Follow-up grants and publication
- EPSRC Proposal: ‘Virtual convention learning’ To further explore this domain, we co-authored and submitted an EPSRC responsive-mode grant proposal led by Imperial College London (Stephen Muggleton (Lead), Alan Bundy and Nick Chater PIs) to explore creating and adapting signalling conventions through a mix of reasoning and learning. If funded, this 3.5-year grant will employ two RAs, based in Imperial College London and Edinburgh.
- ESRC Proposal: ‘Spontaneous adaptation in low-bandwidth signalling’. We aim to submit the relevant proposal as an ESRC responsive-mode grant in the second quarter of 2021. If funded, this 3-year grant will employ a single RA based in Edinburgh.

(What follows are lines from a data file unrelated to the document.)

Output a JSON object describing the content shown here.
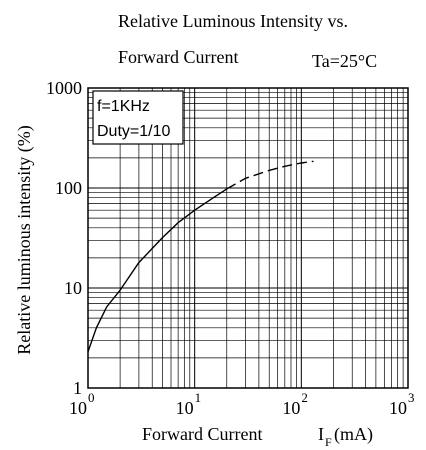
{
  "chart_data": {
    "type": "line",
    "title_line1": "Relative Luminous Intensity   vs.",
    "title_line2": "Forward Current",
    "condition": "Ta=25°C",
    "annotation": [
      "f=1KHz",
      "Duty=1/10"
    ],
    "xlabel": "Forward Current",
    "xlabel_symbol": "I",
    "xlabel_subscript": "F",
    "xlabel_unit": "(mA)",
    "ylabel": "Relative luminous intensity (%)",
    "x_scale": "log",
    "y_scale": "log",
    "xlim": [
      1,
      1000
    ],
    "ylim": [
      1,
      1000
    ],
    "grid": true,
    "x_ticks": [
      {
        "base": "10",
        "exp": "0",
        "value": 1
      },
      {
        "base": "10",
        "exp": "1",
        "value": 10
      },
      {
        "base": "10",
        "exp": "2",
        "value": 100
      },
      {
        "base": "10",
        "exp": "3",
        "value": 1000
      }
    ],
    "y_ticks": [
      {
        "label": "1",
        "value": 1
      },
      {
        "label": "10",
        "value": 10
      },
      {
        "label": "100",
        "value": 100
      },
      {
        "label": "1000",
        "value": 1000
      }
    ],
    "series": [
      {
        "style": "solid",
        "x": [
          1,
          1.2,
          1.5,
          2,
          3,
          5,
          7,
          10,
          15,
          20
        ],
        "y": [
          2.3,
          4,
          6.5,
          9.5,
          18,
          32,
          45,
          60,
          80,
          98
        ]
      },
      {
        "style": "dashed",
        "x": [
          20,
          30,
          50,
          70,
          100,
          130
        ],
        "y": [
          98,
          125,
          150,
          165,
          178,
          185
        ]
      }
    ]
  }
}
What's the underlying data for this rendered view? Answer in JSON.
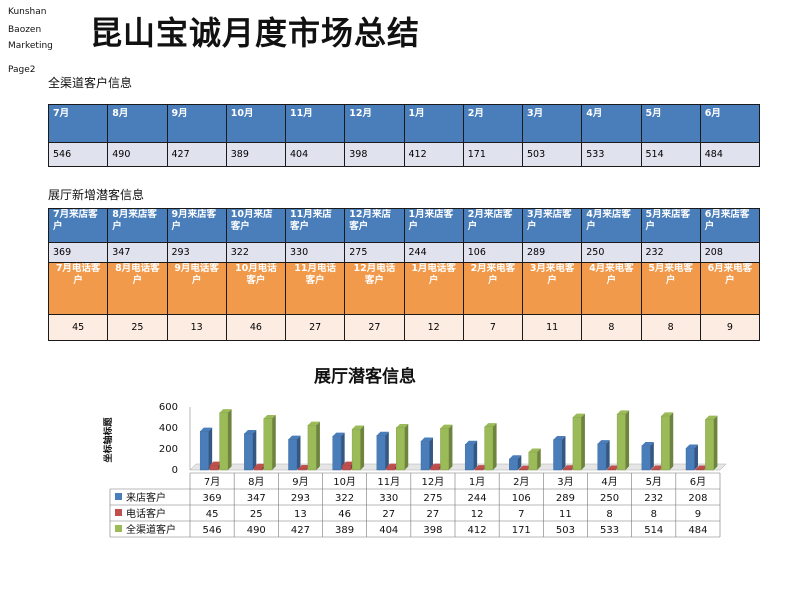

- Journal Article: ‘Automated theory Inference and spontaneous convention repair’ A manuscript covering the potential of automated theory inference for the modelling of convention repair in low-bandwidth settings is currently in preparation, drawing on the work from this Kick-Start.

References:
[1] Misyak, J. B., Noguchi, T. & Chater, N. (2016). Instantaneous conventions: The emergence of flexible communicative signals. Psychological Science, 27(12), 1550–1561.
[2] Misyak, J. & Chater, N. (2017). The spontaneous creation of systems of conventions. In Proceedings of the 39th Annual Meeting of the Cognitive Science Society, London, UK, 16-29 July 2017.
[3] Bundy, A., Philalithis, E. & Li, X. (2021). Modelling virtual bargaining using logical representation change. In S. Muggleton & N. Chater (Eds.), Human-like machine intelligence. OUP, Oxford.
[4] Li, X., Bundy, A. & Smaill, A. (2018). ABC repair system for datalog-like theories. In J. Bernardino, A. Salgado & J. Filipe (Eds.), Proceedings of 10th International Conference on Knowledge Engineering and Ontology Development (pp. 333–340). SCITEPRESS.